Trotz all der guten Absichten, Freiheitsbestrebungen und aktiven Solidarität bilden sich unsere Gemeinschaften keineswegs nach dem Motto "Freiheit, Gleichheit, Brüderlichkeit", sondern primär nach der Logik von Kapital und Technologie. Wobei das höchste Gut im Funktionieren, im kontinuierlichen Betrieb besteht. Denn "wenn der Kapitalismus mit weißen Mäusen funktionieren könnte", formuliert der französische Soziologe Jean Baudrillard scharf und präzise, "würde er ganz auf den Menschen verzichten". (In den diesbezüglich viel weiteren und offeneren Vereinigten Staaten sprechen Künstler und Theoretiker bereits vom Posthumanen.)
Diesmal geht es nicht darum, dass der menschliche Wert, dem in der europäischen Wertordnung so hohe Bedeutung beigemessen wird, die "Umwertung aller Werte" durchgemacht hat. Vielmehr gilt, was der deutsche Philosoph Hannes Böhringer sagt: "Die immer schnellere Zirkulation und Transformation in Energie, Geld und Information bringt die Dinge immer schneller zum Verschwinden" - und mit ihnen auch den Menschen. Der reibungslose Ablauf unserer Prozesse, die ganze Länder durchziehende Strömung führt nicht nur zu Datenübertragung und Apfelsortennormung, sondern zieht auch die Vereinheitlichung immer größerer Lebensweltbereiche nach sich.
Europas Vielfalt, das Nebeneinander der verschiedenen Kulturen scheint im Gegensatz dazu zu stehen. Indes funktioniert auch der politische und kulturelle Pluralismus im immer gleichförmigeren globalen System quasi nur noch als Schmuckelement. "Was bleibt dem von der Einfachheit losgerissenen und allein gelassenen Begriff der Vielfalt, Pluralität anderes übrig", fragt Böhringer, "als sich in dem Durcheinander und der Beliebigkeit von bloßer Vielfalt als Supplement eine gewisse Einheitlichkeit und Einförmigkeit zuzulegen?"
Nichtsdestotrotz ist Europas maßgebliche Rolle im heutigen Ungarn durchaus nicht unerheblich: Die Integration bedeutet hier keine bloße Steigerung von Marktkonformität und Technokompatibilität. Institutionen, Rechtspraxis und Verfahrensweisen können sich positiv auf all die historischen Zerrbilder auswirken, können epochale Missstände beheben. Nicht weniger unentbehrlich sind die menschlichen Qualitäten als unmittelbares Vorbild, die sich in einem Milieu mit mehr Möglichkeiten und weniger Einengungen freier entfalten konnten.

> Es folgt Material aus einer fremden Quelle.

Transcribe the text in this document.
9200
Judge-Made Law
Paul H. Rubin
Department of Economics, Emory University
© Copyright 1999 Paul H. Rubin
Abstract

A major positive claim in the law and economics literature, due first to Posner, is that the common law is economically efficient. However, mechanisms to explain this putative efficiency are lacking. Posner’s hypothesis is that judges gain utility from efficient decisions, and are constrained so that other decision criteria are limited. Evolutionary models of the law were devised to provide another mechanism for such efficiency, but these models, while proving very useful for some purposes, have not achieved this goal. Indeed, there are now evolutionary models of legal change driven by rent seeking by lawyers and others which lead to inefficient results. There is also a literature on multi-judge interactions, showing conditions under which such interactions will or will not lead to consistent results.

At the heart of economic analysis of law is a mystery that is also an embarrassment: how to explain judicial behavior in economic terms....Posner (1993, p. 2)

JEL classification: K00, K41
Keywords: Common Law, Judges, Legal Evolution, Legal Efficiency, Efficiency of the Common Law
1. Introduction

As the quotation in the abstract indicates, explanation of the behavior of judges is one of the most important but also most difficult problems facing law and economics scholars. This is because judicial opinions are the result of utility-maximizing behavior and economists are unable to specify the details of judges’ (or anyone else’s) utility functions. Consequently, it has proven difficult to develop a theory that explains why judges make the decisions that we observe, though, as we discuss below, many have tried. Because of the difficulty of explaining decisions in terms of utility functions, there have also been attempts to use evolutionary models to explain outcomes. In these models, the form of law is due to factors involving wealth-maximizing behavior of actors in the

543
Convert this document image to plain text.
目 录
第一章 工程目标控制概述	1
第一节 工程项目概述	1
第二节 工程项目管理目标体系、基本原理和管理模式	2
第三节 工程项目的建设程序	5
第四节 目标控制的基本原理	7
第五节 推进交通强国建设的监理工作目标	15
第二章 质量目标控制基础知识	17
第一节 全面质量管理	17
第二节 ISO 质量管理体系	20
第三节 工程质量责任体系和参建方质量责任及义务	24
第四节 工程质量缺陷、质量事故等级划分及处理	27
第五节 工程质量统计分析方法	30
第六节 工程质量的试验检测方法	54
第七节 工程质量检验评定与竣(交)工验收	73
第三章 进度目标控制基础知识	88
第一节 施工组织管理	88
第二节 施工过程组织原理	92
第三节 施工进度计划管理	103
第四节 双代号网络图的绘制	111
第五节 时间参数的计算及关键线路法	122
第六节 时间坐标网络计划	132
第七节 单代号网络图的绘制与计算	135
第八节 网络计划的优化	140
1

In Ungarns Fall dürfte die stärkere Bindung an Europa - ganz wie vor tausend Jahren - unerläßlich sein, um "traditionellen" Entgleisungen vorzubeugen und mittels kreativer, neurosenfreier Gestaltung der nationalen Identität den Herausforderungen der globalen Weltprozesse gewachsen zu sein.